De betere variant heet full array local dimming. Hierbij zitten de lampjes over de hele achterkant van het scherm verspreid. De allernieuwste en beste vorm hiervan is miniLED. Daarbij zijn de lampjes zo klein geworden dat er duizenden in een scherm passen, wat de precisie van oled begint te benaderen. Als er te weinig zones zijn, kun je last krijgen van zogenaamde 'blooming'. Dat zie je bijvoorbeeld bij witte ondertiteling op een zwarte achtergrond: er ontstaat dan een soort wazige lichtwolk rondom de letters, omdat de zone groter is dan de tekst zelf.

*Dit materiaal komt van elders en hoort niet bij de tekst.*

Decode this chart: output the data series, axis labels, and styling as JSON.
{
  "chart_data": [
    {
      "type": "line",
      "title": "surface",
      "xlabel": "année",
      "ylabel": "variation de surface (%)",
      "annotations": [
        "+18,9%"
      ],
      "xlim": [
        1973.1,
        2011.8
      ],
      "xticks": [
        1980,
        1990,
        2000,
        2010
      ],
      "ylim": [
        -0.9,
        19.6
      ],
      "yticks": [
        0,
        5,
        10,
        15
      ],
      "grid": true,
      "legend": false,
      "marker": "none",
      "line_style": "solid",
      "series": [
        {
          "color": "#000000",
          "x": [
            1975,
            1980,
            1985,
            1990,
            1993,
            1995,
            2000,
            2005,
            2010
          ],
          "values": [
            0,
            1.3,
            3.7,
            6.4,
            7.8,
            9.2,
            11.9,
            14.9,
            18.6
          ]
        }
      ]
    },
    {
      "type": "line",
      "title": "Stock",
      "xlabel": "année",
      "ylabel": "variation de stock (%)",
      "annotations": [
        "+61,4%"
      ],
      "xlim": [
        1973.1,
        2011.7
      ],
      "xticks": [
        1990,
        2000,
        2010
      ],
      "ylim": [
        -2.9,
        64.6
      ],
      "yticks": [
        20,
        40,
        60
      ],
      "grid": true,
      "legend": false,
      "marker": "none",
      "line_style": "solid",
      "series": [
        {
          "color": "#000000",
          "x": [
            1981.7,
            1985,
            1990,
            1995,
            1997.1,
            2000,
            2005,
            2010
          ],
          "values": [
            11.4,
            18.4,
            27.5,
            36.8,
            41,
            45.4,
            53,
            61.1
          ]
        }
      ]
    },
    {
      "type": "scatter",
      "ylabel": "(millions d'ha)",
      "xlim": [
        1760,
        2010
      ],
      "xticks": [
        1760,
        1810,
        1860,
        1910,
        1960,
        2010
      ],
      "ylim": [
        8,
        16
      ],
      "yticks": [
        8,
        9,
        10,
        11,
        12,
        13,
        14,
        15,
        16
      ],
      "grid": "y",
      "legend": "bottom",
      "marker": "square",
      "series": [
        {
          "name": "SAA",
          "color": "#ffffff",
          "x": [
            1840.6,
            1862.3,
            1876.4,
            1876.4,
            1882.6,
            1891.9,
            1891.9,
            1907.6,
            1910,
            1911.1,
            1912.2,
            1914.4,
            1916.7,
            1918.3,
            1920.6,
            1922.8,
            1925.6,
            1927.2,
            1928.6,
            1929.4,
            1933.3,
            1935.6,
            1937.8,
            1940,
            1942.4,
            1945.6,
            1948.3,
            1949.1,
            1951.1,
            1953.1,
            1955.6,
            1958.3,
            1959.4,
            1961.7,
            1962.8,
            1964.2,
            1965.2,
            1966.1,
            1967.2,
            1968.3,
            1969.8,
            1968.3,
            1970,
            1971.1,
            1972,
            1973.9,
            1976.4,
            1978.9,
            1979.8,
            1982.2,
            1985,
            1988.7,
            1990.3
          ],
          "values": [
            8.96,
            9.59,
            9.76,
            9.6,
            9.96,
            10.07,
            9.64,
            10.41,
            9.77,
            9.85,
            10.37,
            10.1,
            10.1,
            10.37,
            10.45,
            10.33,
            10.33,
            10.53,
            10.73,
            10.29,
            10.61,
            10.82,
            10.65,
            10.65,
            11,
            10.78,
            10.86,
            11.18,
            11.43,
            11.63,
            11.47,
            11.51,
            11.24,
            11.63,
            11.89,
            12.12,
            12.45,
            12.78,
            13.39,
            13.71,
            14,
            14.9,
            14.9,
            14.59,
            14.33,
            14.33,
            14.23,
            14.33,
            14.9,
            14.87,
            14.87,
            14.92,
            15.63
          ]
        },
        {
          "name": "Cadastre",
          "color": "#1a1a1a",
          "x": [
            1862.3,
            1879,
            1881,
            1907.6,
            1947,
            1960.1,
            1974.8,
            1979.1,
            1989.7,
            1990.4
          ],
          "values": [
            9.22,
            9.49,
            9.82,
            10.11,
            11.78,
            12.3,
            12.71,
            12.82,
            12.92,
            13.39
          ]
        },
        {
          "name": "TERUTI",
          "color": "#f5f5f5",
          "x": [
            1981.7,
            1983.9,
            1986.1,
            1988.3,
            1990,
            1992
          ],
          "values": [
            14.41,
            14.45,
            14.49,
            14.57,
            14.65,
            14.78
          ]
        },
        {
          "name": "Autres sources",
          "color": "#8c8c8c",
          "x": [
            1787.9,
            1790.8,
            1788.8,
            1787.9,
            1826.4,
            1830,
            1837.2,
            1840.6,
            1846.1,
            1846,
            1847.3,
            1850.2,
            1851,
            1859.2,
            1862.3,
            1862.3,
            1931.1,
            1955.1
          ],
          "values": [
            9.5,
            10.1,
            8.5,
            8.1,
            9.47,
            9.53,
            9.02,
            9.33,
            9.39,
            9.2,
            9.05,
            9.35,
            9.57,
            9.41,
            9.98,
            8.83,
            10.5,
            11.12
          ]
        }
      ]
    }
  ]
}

Welke merken gebruiken local dimming?

Bijna elke grote televisiefabrikant past deze techniek inmiddels toe, maar ze doen dat voornamelijk in hun middenklasse en topmodellen. Samsung is een van de voorlopers, zeker met hun QLED- en Neo QLED-televisies, waarbij ze in de duurdere series gebruikmaken van geavanceerde miniLED-techniek voor zeer precieze dimming. Ook Sony staat bekend om een uitstekende implementatie van full array local dimming, die vaak geprezen wordt om de natuurlijke weergave zonder overdreven effecten. Philips past het eveneens toe in hun (mini)ledmodellen, vaak in combinatie met hun bekende Ambilight-systeem voor een extra contrastrijk effect.

Ga voor de full monty!

Local dimming is dus geen loze marketingkreet, maar een dankbare techniek voor iedereen die graag films of series kijkt op een led- of QLED-televisie. Het maakt het verschil tussen een flets, grijs plaatje en een beeld dat van het scherm spat met diepe zwartwaarden. Ben je in de markt voor een nieuwe tv? Vraag dan niet alleen óf er local dimming op zit, maar vooral of het gaat om full array dimming. Je ogen zullen je dankbaar zijn tijdens de volgende filmavond!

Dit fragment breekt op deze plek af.